The cap should hold on to the tank by itself and not rotate when the torque of at least 0.25 N·m is applied, but not too tight so you can put it on and off without struggling and overloading the force gauge, to which the tank is mounted. Since the flaps of this part are loaded in the worst way possible you may have to change the parameters anyway to balance between their strength and resilience. Print with 0.1 layer thickness to reduce probability of breaking it between layers.

Agitating rod

It is really important to get the size of the servo mounting hole correct. The spline on the servo shaft needs to cut grooves inside the rod during first mounting and hold there tightly during operations.
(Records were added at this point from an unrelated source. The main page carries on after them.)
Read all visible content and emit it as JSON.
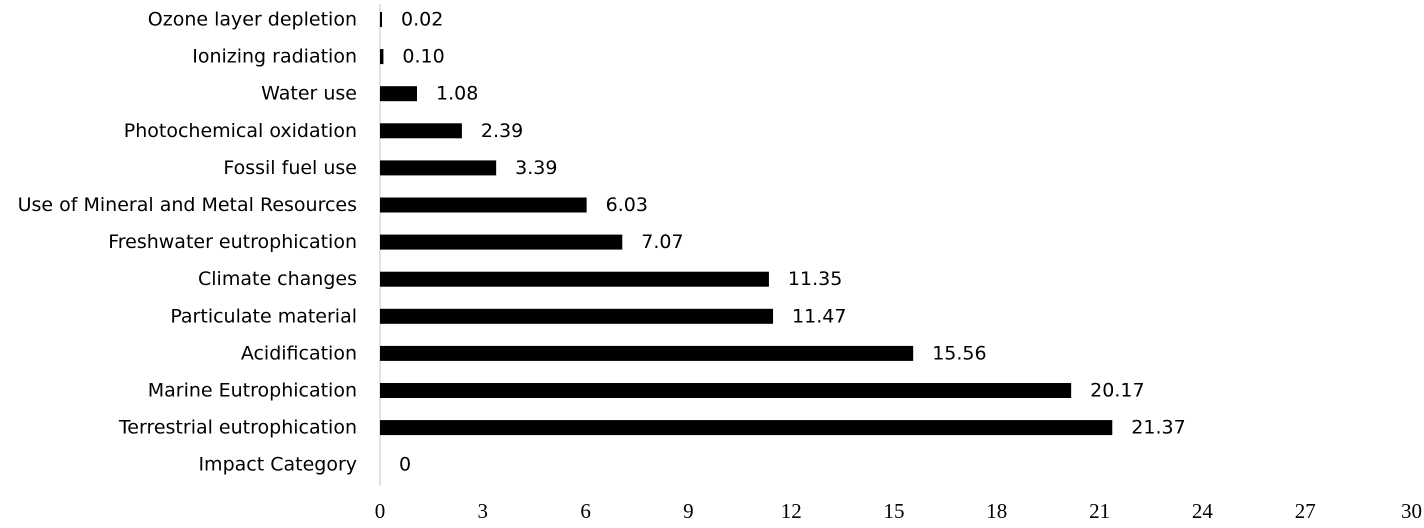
{
  "chart_data": {
    "type": "bar",
    "orientation": "horizontal",
    "title": "",
    "xlabel": "",
    "ylabel": "",
    "categories": [
      "Ozone layer depletion",
      "Ionizing radiation",
      "Water use",
      "Photochemical oxidation",
      "Fossil fuel use ",
      "Use of Mineral and Metal Resources",
      "Freshwater eutrophication",
      "Climate changes",
      "Particulate material",
      "Acidification",
      "Marine Eutrophication",
      "Terrestrial eutrophication",
      "Impact Category"
    ],
    "values": [
      0.02,
      0.1,
      1.08,
      2.39,
      3.39,
      6.03,
      7.07,
      11.35,
      11.47,
      15.56,
      20.17,
      21.37,
      0
    ],
    "value_labels": [
      "0.02",
      "0.10",
      "1.08",
      "2.39",
      "3.39",
      "6.03",
      "7.07",
      "11.35",
      "11.47",
      "15.56",
      "20.17",
      "21.37",
      "0"
    ],
    "xlim": [
      0,
      30
    ],
    "xticks": [
      0,
      3,
      6,
      9,
      12,
      15,
      18,
      21,
      24,
      27,
      30
    ],
    "grid": false,
    "legend": "none",
    "bar_color": "#000000"
  }
}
If the hole is too small, you can't put the shaft at all, if it is too big, the rod will rotate freely. In order to find an optimal hole size you may want to print the servo gauge with several hole sizes to find the optimum. Print the gauge with exactly same settings as you plan to use on the rod itself. If you really don't want to touch any of the parametric models, you may play with layer expansion setting in your slicer or heat up the shaft a little in case the hole is too small, so it melts into the rod easier, or use some glue if the hole is too big. Otherwise, read the modifying parts, there is a detailed description of using parametric model to generate the perfect STL for your part.

Speeding up the print can make this part really ugly. If you don't care about the looks, go for it, the part is not visible during developing, only during film loading. Otherwise it is recommended to use 0.2mm layer height and half of maximum printing speed for nice walls. The part is loaded with a tiny 0.25 N·m servo, which rotates the film reel, so the strength is not an issue.

Waterproofing the force gauge

If you intend to use the machine with heated water bath, the force gauge should be water-tight. There is an easy way of waterproofing the force gauge using silicone sealant and silicone tubing.

[TODO sealing the force gauge]

Put the four wires of the force gauge into thin silicone hose (ID about 2mm), apply some amount of sealant directly to the wires where they meet the gauge, about 30mm is enough, so that the wires adhere to the hose when you slide it all the way towards the force gauge. Apply sealant on top of the tube, closing any exposed parts of the gauge completely and everything together. Let it dry for a day after you are done.